The reliability of U.S. support in that scenario is “impossible to know” and “depends on what goes through Trump’s head at 3 a.m.,” Shapps said.

If sufficient quantities of gas could not be found to replace lost supply — for example, in the event of an attack on multiple pipelines — a Network Gas Supply Emergency could be declared. These procedures are enshrined in law but have never been triggered since the U.K. gas network was built in the 1960s.

Initially, gas power stations could be shut down, leading to power cuts. These could be turned back on again quickly when the gas supply returned to normal, but in more extreme scenarios, factories and businesses — and, as a last resort, some households — could be cut off from the gas network entirely.
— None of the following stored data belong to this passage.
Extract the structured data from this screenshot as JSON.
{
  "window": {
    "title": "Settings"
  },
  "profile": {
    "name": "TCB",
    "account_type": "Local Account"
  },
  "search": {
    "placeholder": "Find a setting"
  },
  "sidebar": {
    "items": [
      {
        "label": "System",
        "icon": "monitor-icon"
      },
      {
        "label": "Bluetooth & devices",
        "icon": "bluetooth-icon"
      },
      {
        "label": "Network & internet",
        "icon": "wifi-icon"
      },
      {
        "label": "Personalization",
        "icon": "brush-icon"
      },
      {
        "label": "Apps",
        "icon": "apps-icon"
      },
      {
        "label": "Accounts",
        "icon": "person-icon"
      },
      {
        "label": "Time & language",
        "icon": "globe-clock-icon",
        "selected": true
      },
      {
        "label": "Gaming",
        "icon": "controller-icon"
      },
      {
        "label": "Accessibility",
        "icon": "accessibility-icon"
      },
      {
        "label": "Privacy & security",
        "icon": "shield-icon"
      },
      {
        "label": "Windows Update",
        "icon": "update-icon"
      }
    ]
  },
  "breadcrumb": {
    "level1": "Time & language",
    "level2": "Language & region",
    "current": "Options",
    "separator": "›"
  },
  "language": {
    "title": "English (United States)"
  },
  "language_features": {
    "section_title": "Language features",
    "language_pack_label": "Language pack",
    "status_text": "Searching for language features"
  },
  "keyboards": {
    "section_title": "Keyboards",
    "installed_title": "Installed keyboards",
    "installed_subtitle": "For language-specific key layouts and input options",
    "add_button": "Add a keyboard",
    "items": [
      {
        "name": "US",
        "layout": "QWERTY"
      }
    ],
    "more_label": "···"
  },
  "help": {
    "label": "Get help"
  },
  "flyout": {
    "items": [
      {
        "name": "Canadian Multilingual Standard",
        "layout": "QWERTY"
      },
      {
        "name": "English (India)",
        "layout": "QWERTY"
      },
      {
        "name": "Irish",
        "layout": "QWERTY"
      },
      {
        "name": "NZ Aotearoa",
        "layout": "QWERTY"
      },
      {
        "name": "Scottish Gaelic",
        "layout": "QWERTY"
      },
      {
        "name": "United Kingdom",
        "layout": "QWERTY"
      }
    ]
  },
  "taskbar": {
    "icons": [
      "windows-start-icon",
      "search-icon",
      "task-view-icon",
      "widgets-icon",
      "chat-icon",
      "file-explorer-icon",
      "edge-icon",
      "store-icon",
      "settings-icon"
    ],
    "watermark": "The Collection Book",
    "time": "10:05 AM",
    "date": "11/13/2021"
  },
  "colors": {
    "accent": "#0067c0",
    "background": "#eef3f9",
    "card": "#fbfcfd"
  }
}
The U.K.’s biggest LNG supplier is the United States. | Olivier Hoslet/EFE via EPA

Energy industry experts, granted anonymity to discuss crisis planning, said in the event of such a drastic step, individual engineers would be required to reconnect each home to the gas network safely. It could take months before the network was back to normal, they said. 
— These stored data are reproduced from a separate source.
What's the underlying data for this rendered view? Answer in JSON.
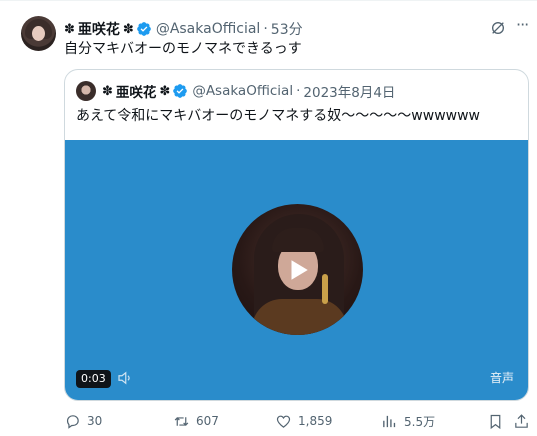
{
  "tweet": {
    "symbol_left": "✽",
    "display_name": "亜咲花",
    "symbol_right": "✽",
    "handle": "@AsakaOfficial",
    "separator": "·",
    "time": "53分",
    "text": "自分マキバオーのモノマネできるっす"
  },
  "quoted": {
    "symbol_left": "✽",
    "display_name": "亜咲花",
    "symbol_right": "✽",
    "handle": "@AsakaOfficial",
    "separator": "·",
    "date": "2023年8月4日",
    "text": "あえて令和にマキバオーのモノマネする奴〜〜〜〜〜wwwwww",
    "video": {
      "duration": "0:03",
      "audio_label": "音声",
      "background_color": "#2a8ccb"
    }
  },
  "actions": {
    "replies": "30",
    "reposts": "607",
    "likes": "1,859",
    "views": "5.5万"
  },
  "colors": {
    "text": "#0f1419",
    "muted": "#536471",
    "verified": "#1d9bf0",
    "border": "#cfd9de"
  }
}
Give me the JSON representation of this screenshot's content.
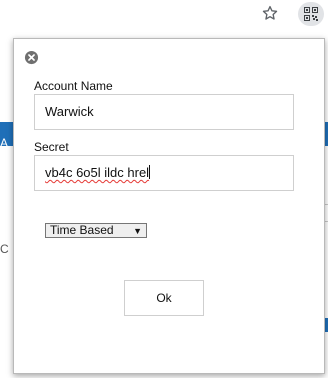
{
  "popup": {
    "account_name_label": "Account Name",
    "account_name_value": "Warwick",
    "secret_label": "Secret",
    "secret_value": "vb4c 6o5l ildc hrel",
    "type_select": {
      "selected": "Time Based",
      "options": [
        "Time Based"
      ]
    },
    "ok_label": "Ok"
  },
  "background": {
    "left_char": "A",
    "left_char2": "C"
  },
  "icons": {
    "bookmark": "star-icon",
    "extension": "qr-code-icon",
    "close": "close-icon",
    "dropdown": "triangle-down-icon"
  },
  "colors": {
    "page_accent": "#1f6fb8",
    "extension_button_bg": "#e1e3e6",
    "spellcheck": "#e53935"
  }
}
Ireland, which is dependent on gas imports from Britain, would also be badly affected.

The U.K.’s latest National Risk Register, published earlier this year, contains a “reasonable worst-case scenario” of a terror attack on gas infrastructure that leads to “rolling power cuts lasting up to three hours,” and predicts that “restoration of the affected gas infrastructure could take approximately three months.”